Chan Sung Jung will return to the Octagon for the first time since his shocking knockout loss to Yair Rodriguez in November, as he takes on Renato Carneiro in the UFC Fight Night 154 main event on Saturday at Bon Secours Wellness Arena in Greenville, South Carolina. Despite the defeat, Jung remains one of the most interesting fighters the 145-pound weight class has to offer, and a win over “Moicano” could put him back on the short list of legitimate featherweight title contenders.
The exploits of “The Korean Zombie” are under the microscope in this edition of The Film Room.
Jung may wield one of the best nicknames in the history of MMA, but most new fans do not know much about him, let alone his reputation. He earned the moniker during his World Extreme Cagefighting days for his ability to plod forward with aggressive combos while eating his opponents strikes like they were nothing. In his famous first fight with Leonard Garcia, the two routinely bit down on their mouthpieces and traded wild hooks in the pocket for three full rounds. Early in his career, Jung was an untamed striker; he remains so today but with much cleaner technique and a bit more patience. Usually, fighters that stand and trade in the pocket do not make it far at the highest levels, but as he has grown as a fighter, Jung has taken a more intelligent approach to this aggressive style. The differences were clear in the exchanges with Garcia and the exchanges with Dustin Poirier. Against Garcia, Jung dropped his head and threw wild hooks. Against Poirier, he jabbed more, mixed up his strikes and exited the pocket before the American Top Team standout could fire back.
Jung’s zombie-like style is difficult enough to deal with, but he also keeps his hands in an awkward position, which allows his punches to come in at odd angles and catch opponents off-guard. Generally, it is best to keep your hands high and tight by your head, but Jung does the exact opposite and carries his hands low and wide. He favors a simple lead hook to right straight combo on the lead, but he will also mix in the occasional body shot and kick. It would be encouraging to see him mix up his hands more and throw more kicks, especially to the legs, but his aggressiveness, ability to take a punch and simple combos have been enough to find success in the Octagon.
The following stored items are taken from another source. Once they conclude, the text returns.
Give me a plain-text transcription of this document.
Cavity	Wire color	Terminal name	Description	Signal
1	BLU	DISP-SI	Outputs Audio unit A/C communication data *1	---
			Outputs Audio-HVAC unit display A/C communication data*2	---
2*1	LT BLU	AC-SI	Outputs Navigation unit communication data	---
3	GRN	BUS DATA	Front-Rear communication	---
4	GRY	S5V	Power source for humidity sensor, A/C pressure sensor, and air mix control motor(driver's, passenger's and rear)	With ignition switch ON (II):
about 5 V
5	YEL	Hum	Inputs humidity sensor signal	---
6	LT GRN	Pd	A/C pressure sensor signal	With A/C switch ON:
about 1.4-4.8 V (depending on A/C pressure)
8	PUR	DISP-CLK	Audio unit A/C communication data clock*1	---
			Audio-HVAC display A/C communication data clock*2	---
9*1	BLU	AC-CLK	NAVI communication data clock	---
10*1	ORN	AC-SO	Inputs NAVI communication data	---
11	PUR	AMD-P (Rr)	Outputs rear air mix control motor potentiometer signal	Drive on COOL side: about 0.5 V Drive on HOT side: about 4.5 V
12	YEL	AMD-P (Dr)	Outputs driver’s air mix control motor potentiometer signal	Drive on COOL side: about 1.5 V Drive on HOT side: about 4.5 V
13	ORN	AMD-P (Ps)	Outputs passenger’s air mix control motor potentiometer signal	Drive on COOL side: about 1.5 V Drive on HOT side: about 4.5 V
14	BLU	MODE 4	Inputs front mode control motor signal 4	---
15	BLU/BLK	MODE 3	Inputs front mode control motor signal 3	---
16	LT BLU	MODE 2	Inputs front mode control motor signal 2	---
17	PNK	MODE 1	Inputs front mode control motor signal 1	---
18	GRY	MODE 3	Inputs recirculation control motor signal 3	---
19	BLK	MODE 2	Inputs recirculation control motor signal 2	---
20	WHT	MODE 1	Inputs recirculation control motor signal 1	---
Since Jung keeps coming forward no matter how much damage he has taken, he often finds himself in the clinch, where he possesses terrific knees to the head and body. Something to note about Jung’s clinch game is how he initiates it. When wildly trading in the pocket, a fighter is bound to miss some punches. He uses this to his advantage. On some of these missed punches, his hand will wind up on the opponent’s shoulder or behind the head, where he can quickly grab the plum clinch and fire off knees. This is something upon which Daniel Cormier has built his career -- a simple yet tricky way to initiate the clinch. He would benefit from using the clinch more during these wild exchanges, as it might allow him to slow the pace and find some room to breathe and reset the action.
Jung is not much of a counterstriker, but he does possess a beautiful intercepting jab that halts opponents from advancing. Since he keeps his rear hand low, his jab comes up through a blind angle and can be incredibly hard to see or time correctly. In his return fight with Dennis Bermudez, he won by knockout with a counter rear uppercut, showing yet another wrinkle he developed during his time off. People forget that Jung was still training every day during his four-year hiatus from the sport, so he likely incorporated new techniques in the gym.
Jung’s striking garners much of the attention, but his grappling prowess may be the most proficient aspect of his game. Of his 14 wins, eight have come by submission, including the first and only successful twister in Ultimate Fighting Championship history. Jung holds the rank of brown belt in Brazilian jiu-jitsu but operates at a higher level inside the cage. Carneiro has struggled on the ground in the past, so if Jung fails to find success on the feet, expect a takedown and a quick submission attempt.